For years I was always the one who wasn’t 100% satisfied with the end result. When it was possible, I wanted 120%. And I always found something that (I thought) could be better.

I had to realize that this probably wasn't the best way to go and I'm trying to remind myself about this every time I'm working on something new.

I spent hours and days tweaking around with layouts to make sure that they are pixel perfect in every browser and on every device. This changed when I realized that most of the users don't give a 💩 about that. I was watching how they used my product and didn’t really care if something was off the grid by 20 pixels.
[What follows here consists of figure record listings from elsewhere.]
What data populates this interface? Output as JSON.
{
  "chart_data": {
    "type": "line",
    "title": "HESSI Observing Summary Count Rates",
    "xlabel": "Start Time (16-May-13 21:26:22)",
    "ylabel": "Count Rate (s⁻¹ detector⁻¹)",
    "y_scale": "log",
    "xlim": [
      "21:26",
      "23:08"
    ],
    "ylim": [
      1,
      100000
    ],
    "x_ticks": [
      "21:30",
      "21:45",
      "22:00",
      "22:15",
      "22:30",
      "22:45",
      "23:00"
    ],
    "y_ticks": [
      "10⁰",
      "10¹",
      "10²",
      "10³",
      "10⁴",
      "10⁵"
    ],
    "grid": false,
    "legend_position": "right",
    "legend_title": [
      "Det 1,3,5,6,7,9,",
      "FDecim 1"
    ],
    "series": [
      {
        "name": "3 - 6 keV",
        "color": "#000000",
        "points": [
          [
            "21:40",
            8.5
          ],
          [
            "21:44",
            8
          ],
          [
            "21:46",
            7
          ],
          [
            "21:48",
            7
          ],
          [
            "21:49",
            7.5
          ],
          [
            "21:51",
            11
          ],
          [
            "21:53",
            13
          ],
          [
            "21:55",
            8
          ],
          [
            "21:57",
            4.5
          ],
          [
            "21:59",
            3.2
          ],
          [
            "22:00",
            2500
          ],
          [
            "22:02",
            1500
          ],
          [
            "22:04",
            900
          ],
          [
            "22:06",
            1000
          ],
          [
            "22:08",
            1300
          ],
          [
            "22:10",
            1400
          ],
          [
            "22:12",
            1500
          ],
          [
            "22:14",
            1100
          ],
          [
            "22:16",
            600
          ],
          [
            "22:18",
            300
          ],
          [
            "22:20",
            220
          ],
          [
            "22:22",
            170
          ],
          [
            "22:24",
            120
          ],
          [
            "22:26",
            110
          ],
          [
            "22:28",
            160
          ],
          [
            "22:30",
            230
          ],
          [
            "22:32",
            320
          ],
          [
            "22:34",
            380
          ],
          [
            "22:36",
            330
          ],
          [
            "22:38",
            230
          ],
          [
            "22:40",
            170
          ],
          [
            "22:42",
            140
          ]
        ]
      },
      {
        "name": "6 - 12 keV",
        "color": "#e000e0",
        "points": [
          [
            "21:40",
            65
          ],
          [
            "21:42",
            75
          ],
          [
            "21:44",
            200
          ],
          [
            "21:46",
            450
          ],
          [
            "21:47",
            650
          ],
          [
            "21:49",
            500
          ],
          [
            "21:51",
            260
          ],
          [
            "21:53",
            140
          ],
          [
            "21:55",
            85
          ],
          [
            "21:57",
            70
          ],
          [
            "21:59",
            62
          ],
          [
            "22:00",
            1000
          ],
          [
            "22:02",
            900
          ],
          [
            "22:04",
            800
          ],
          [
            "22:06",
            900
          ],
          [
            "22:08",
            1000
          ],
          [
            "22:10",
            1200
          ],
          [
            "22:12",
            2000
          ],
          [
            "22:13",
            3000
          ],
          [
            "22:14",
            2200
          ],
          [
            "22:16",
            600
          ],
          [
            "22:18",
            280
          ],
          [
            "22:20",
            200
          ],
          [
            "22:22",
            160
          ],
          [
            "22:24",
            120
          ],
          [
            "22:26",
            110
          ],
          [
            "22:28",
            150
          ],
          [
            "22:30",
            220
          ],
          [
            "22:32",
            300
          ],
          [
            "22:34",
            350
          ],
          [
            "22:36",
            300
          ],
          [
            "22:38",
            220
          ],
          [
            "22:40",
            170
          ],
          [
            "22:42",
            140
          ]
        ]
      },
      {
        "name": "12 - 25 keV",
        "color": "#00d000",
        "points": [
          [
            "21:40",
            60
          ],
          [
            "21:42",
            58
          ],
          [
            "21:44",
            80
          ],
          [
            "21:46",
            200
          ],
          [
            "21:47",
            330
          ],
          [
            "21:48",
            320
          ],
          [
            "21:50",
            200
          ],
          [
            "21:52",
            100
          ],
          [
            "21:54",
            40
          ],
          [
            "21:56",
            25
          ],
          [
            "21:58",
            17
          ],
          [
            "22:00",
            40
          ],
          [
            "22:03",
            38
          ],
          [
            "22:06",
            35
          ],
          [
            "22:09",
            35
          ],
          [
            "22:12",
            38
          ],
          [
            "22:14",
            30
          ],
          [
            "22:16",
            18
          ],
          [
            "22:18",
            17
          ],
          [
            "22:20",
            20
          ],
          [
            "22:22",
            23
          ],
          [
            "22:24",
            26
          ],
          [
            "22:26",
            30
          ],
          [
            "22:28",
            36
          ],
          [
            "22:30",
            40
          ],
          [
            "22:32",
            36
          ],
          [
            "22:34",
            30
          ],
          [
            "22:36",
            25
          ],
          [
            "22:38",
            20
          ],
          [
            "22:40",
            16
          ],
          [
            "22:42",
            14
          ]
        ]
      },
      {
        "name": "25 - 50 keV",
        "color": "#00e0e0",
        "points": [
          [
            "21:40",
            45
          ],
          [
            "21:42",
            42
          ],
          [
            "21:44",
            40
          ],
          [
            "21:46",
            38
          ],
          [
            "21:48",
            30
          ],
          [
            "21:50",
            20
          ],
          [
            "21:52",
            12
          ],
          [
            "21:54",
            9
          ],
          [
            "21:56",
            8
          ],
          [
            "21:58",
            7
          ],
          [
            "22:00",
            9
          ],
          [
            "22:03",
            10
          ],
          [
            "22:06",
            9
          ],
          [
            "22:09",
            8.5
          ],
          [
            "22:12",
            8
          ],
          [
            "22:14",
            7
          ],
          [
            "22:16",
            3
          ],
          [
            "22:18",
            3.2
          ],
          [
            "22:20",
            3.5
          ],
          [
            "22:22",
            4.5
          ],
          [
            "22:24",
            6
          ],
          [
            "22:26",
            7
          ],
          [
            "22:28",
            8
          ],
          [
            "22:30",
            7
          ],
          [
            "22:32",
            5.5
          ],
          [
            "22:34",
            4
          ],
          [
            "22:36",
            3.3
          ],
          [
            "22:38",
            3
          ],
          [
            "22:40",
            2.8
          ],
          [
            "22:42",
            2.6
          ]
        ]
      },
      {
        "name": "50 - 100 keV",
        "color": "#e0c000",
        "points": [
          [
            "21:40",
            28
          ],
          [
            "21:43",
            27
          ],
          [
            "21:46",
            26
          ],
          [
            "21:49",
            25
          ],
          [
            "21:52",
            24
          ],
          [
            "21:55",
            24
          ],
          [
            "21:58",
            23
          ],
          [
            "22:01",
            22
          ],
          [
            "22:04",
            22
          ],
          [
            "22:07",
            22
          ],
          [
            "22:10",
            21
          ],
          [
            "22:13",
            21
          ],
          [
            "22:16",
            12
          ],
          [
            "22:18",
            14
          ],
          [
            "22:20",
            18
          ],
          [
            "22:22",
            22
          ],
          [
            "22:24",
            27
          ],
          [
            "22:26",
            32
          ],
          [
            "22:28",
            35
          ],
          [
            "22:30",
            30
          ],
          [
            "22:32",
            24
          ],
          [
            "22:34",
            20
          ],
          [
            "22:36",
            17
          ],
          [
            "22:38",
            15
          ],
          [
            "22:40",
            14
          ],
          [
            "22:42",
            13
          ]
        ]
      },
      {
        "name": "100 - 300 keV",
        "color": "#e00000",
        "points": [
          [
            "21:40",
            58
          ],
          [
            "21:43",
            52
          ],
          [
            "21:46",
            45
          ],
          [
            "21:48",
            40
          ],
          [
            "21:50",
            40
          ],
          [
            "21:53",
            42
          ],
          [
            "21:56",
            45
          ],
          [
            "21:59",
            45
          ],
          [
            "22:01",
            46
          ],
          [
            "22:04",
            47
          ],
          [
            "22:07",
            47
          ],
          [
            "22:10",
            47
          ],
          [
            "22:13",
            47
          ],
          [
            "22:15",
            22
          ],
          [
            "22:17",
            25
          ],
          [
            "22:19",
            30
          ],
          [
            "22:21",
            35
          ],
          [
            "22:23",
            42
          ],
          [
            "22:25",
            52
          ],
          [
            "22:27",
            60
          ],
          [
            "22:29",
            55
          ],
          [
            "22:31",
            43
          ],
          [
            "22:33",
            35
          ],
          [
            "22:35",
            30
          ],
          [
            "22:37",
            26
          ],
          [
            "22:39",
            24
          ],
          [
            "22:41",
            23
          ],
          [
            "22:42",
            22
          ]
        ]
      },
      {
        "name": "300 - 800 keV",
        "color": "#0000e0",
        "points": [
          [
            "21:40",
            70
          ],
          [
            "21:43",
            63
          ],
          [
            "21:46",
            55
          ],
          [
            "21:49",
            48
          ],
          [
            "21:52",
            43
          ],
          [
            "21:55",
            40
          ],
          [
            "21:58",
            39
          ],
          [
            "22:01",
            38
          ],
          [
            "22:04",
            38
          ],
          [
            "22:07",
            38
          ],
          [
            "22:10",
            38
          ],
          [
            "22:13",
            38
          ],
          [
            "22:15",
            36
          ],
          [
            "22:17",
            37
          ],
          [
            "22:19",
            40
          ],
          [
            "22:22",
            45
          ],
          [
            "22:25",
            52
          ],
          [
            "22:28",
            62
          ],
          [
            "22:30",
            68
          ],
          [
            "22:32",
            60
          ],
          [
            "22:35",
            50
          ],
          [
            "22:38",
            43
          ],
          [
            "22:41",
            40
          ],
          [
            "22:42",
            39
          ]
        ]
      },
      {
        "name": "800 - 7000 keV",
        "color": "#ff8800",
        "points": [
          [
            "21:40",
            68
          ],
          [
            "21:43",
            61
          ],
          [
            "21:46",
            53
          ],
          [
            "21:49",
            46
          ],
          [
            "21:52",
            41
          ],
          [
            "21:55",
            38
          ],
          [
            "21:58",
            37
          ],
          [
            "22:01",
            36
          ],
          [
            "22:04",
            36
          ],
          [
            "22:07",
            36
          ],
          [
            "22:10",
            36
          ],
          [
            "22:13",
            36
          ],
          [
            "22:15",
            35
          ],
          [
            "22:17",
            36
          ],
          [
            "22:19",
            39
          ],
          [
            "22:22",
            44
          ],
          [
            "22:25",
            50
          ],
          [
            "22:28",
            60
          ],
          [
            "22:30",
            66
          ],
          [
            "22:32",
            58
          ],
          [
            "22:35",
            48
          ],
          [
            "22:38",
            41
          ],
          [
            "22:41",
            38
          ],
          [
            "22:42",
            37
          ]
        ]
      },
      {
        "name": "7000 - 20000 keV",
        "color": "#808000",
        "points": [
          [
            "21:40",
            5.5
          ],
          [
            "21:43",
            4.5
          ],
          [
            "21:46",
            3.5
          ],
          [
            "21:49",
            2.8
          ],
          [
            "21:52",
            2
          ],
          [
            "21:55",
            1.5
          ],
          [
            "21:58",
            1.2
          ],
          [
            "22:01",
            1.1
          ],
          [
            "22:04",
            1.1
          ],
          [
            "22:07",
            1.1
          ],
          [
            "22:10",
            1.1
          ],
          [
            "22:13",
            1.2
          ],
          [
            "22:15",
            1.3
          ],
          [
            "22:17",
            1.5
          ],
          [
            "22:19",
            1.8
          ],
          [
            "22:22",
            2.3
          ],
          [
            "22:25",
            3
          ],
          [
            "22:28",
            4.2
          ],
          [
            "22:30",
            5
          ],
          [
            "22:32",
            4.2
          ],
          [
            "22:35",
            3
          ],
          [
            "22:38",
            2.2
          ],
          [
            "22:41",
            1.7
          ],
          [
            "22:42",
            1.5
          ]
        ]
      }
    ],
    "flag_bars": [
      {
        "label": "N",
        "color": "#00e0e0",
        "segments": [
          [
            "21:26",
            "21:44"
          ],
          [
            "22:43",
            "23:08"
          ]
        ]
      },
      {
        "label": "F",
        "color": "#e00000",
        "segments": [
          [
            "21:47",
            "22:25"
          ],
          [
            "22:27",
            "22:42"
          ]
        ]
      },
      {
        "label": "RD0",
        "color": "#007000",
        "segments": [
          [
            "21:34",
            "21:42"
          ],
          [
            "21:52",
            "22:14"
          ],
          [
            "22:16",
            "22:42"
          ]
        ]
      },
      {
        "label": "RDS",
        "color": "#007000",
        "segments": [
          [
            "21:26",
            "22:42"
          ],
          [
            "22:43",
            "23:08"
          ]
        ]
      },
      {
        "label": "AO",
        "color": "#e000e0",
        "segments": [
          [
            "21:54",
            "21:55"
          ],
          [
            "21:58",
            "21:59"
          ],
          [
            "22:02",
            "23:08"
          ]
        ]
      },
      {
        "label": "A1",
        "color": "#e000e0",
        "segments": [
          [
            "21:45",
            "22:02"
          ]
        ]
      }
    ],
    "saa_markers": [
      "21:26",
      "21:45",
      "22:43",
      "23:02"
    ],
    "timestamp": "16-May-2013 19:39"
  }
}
But it bothered them if they couldn’t find the button they were looking for.

Another thing that was eye-opening for me is when I saw that "crappy" design worked much better than a fancy one. Again, users didn't care about the shadows, rounded borders, and gradients, it was more important to them to easily find what they were looking for and the tool did what they expected to do.

I think I’m still waiting too long before going live with a product but I’m much closer to the ideal state than I was a few years ago.

Now, these are the rules I’m trying to follow when I’m building a product:

  • For version 1, add only mandatory functions to the product. Nice to have features should go to the backlog for a future release.
  • Building the core features of a product couldn’t take more than a month.
  • Unique design is not necessary, go with a UI kit, a template, a framework or use elements from previous products.
  • Animations are nice, but only use them if they are necessary or can help to understand how the product works.
  • Handle and log edge cases but don’t display a different error message for all of them.
  • Make it easy to find how to get help or send feedback.
  • Do at least 1 real user test before launch.

For me the first 3 rules are the most important as I always have a new idea for a feature that would make the product “much better”. In most cases these are the features that only 1% of my users will ever find or use. And the situation is the same with design. I eagerly want to create something new and fancy every time.

I know that in some cases unique design could be a great selling point, but if I'm honest, this is not the case with the tools I'm building.

Following these rules can help me to identify the real value of my product and I can focus on that instead of playing around with hover and click animations.

Sometimes I'm weak and I feel the need to try something I saw on Dribbble 😅

But the real point is that I don't think a good, pixel perfect, fancy design would sell a product if the product itself doesn't solve a real issue.

Anyway, I'm still looking for an issue I can solve with a great product. I just cleaned the list of my ideas (again) to make sure I won't start to work on something I don't really believe in.